I've been communicating in Taylor lyrics all week. "Your way and my way seem to be one and the same," I text my friend, quoting "Country Road" as we plan our transportation to the Ford Center at the Star in Frisco. "We might as well carpool."
And for this concert, I've got a goal: to get a picture with Taylor. I know from experience that he often signs autographs during intermission or after concerts (last time, I got my T-shirt signed), and with a little strategery and a little luck, I'm confident I'll have a new Facebook profile pic by the end of the night.
When the lights go down, Taylor steps onto the stage, unassuming in his standard blue shirt and newsboy cap (which eventually flips backward), to introduce Bonnie Raitt. Billed as a "special guest," Raitt is more than an opening act as she graces the Ford Center with its first musical performance. Her camaraderie with Taylor is clear when she introduces her cover of "Rainy Day Man."
But the Ford Center has added to the usual list of concert pet peeves. Not only are vendors walking around with flashlights to sell concessions during the show as if it were a baseball game, but some are also calling out phrases like "cold beer! cold beer!" during songs — a capitalistic move by The Star that feels both disruptive to the audience and disrespectful to the artists.
After several fiery songs, including "Something to Talk About," and jokes tailored to the crowd ("I wrote this when I was nervous about turning 40 — remember that?" she says of "Nick of Time"), Raitt ends her hourlong set with John Prine's "Angel From Montgomery," leaving the audience wishing for more from her extensive repertoire.
After my friend and I spend the intermission debating who's cuter, young James Taylor or young Cat Stevens, Taylor opens his set with a slow "Carolina in My Mind" as the screens surrounding him display home videos and childhood photos. These images — plus those of pastoral landscapes, handwritten song lyrics, postcards and other memorabilia — are the ideal complement to Taylor's Americana songs.
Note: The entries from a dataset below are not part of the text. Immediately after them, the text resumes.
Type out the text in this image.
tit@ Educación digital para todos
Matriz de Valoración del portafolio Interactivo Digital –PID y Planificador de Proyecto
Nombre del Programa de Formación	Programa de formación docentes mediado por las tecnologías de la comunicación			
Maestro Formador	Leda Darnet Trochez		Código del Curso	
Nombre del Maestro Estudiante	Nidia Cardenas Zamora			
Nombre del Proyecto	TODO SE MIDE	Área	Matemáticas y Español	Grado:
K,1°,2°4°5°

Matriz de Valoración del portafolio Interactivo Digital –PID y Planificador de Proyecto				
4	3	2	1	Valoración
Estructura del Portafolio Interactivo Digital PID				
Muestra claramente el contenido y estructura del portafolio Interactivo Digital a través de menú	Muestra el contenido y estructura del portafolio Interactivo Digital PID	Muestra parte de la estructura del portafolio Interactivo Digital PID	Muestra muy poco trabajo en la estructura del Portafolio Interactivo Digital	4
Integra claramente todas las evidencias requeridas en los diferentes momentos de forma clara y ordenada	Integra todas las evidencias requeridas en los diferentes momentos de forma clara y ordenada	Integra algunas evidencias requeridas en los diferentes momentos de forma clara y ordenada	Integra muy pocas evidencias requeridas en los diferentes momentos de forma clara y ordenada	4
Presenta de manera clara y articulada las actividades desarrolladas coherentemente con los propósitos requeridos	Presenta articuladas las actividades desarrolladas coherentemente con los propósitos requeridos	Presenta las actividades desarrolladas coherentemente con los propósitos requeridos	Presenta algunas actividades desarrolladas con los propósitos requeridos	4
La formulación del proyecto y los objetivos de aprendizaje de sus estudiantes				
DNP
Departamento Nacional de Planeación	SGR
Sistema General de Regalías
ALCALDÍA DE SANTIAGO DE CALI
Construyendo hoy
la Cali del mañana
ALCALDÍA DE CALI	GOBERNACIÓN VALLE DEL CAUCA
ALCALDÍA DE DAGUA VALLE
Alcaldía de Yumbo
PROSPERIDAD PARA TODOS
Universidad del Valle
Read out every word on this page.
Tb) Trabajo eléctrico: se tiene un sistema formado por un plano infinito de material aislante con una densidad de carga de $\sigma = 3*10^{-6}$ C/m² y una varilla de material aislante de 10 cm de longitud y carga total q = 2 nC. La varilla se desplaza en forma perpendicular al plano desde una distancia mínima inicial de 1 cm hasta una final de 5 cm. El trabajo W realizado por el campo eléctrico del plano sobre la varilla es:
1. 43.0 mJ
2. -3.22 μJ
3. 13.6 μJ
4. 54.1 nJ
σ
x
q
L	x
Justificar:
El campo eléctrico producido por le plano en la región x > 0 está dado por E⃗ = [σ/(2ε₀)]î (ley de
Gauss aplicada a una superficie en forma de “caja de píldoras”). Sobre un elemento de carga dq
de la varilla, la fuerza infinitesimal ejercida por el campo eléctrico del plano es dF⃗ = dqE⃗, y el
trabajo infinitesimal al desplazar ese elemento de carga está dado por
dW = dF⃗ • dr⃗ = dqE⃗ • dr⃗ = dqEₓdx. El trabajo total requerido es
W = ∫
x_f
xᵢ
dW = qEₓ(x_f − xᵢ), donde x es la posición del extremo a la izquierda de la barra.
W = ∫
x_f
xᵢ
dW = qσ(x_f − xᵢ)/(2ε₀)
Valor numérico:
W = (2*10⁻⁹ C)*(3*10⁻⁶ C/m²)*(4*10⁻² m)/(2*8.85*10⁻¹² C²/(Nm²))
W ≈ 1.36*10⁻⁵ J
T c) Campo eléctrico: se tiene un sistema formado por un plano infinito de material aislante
Taylor's tales are also perfect. Anyone who's seen him in concert or heard a live album knows that "Sweet Baby James," written for Taylor's nephew and namesake, "had to be a cowboy lullaby." But rather than feeling repetitive, these stories feel nostalgic, like family lore your uncle shares on special occasions. And this time, the tales are paired with old photos and videos of Taylor and his band.
When the screen displays a Sunset Strip billboard of Taylor's first album cover — the singer-songwriter lounging outside with shoulder-length hair and a tan suit — he takes the audience back to 1968. Taylor played "Something in the Way She Moves" for Paul McCartney and George Harrison, becoming the first artist signed to their new record label.
Despite his legendary status, the five-time Grammy Award winner and recent Kennedy Center Honors recipient is nonchalant about his fame. As he sings "Shower the People," fans sing along on the screen behind him through videos submitted before the tour. Later, shots of audience members dancing appear (which, to be fair, feels a little bit like a baseball game). And more than once, Taylor tells the devoted crowd he "won't forget this."
As Raitt joins Taylor for the encore, which includes Carole King's "You've Got a Friend," I take advantage of the only benefit for short people at a concert: the ability to sneak through crowds. And after the show, when Taylor steps off the stage, I'm suddenly near the front of the crush of fans, and I get my selfie.
Plus, Taylor answers what I've been pondering for a long time: He and King text each other. He said their conversations are mostly about family. I prefer to imagine them like this:
CK: Miss you, James! Too bad you're so far away.
JT: Me too! Would be nice to see your smiling face.
CK: Send the family my love! Don't forget you've got a friend.